U.S. Citizenship and Immigration Services agents held press conferences in Los Angeles and San Francisco recently, saying applications for T- and U-Visas have risen significantly this year thanks to training sessions USCIS has held with police departments.
The immigration agents were in California on a nationwide tour to educate law enforcement officers about T- and U-Visas.
Human trafficking victims are eligible for T-Visas, and victims of other crimes can apply for U-Visas, which allow them to remain in the country and take jobs, but applicants must obtain police documentation confirming that the crime occurred and the victim was cooperative with the investigation. Law enforcement officers who are confused about what the visas are sometimes do not provide this documentation, Fox News Latino reports.
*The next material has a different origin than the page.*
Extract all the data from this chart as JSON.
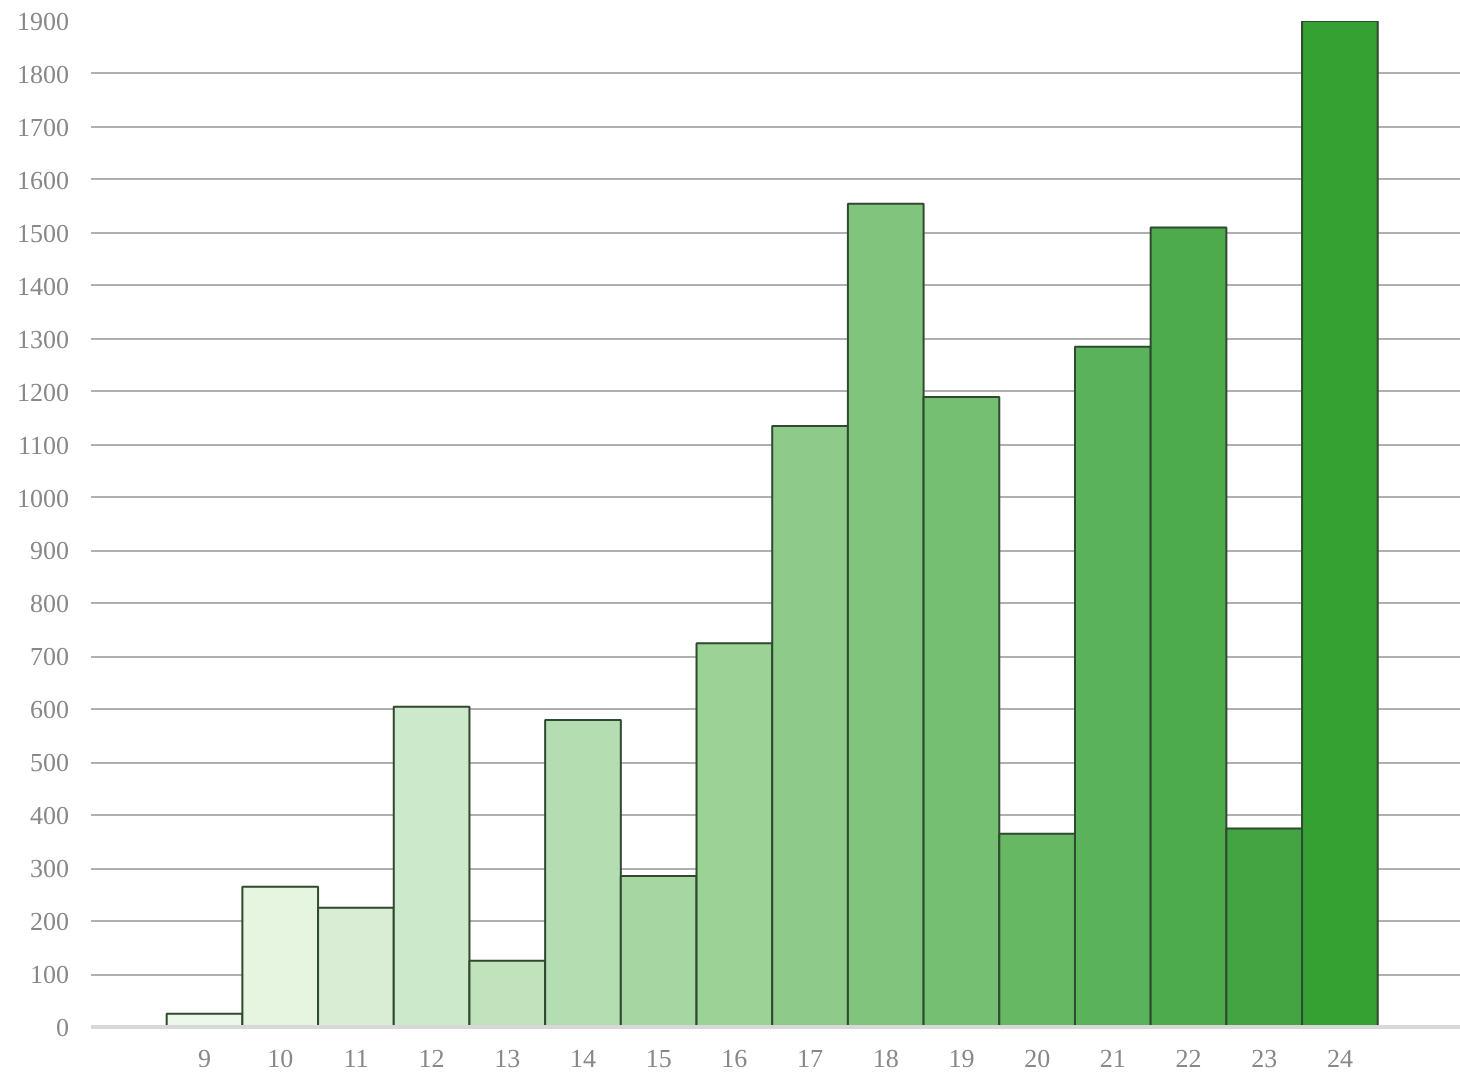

USCIS figures indicate 723 T-1 Visa applications had been received and 368 had been approved as of June 2011. In 2010, the agency received 574 applications and approved 447. For U-Visas, 11,723 applications had been received as of June 2011 and 8,734 had been approved. Last year, 10,742 applications were received and 10,073 were approved.
Victims’ families can also apply for these special visas, and family member applications for 2011 are outpacing 2010.
A Nashville-area woman recently applied for a U-Visa after law enforcement officers kept her shackled to a hospital bed while she was in labor. A court awarded her $200,000 in damages.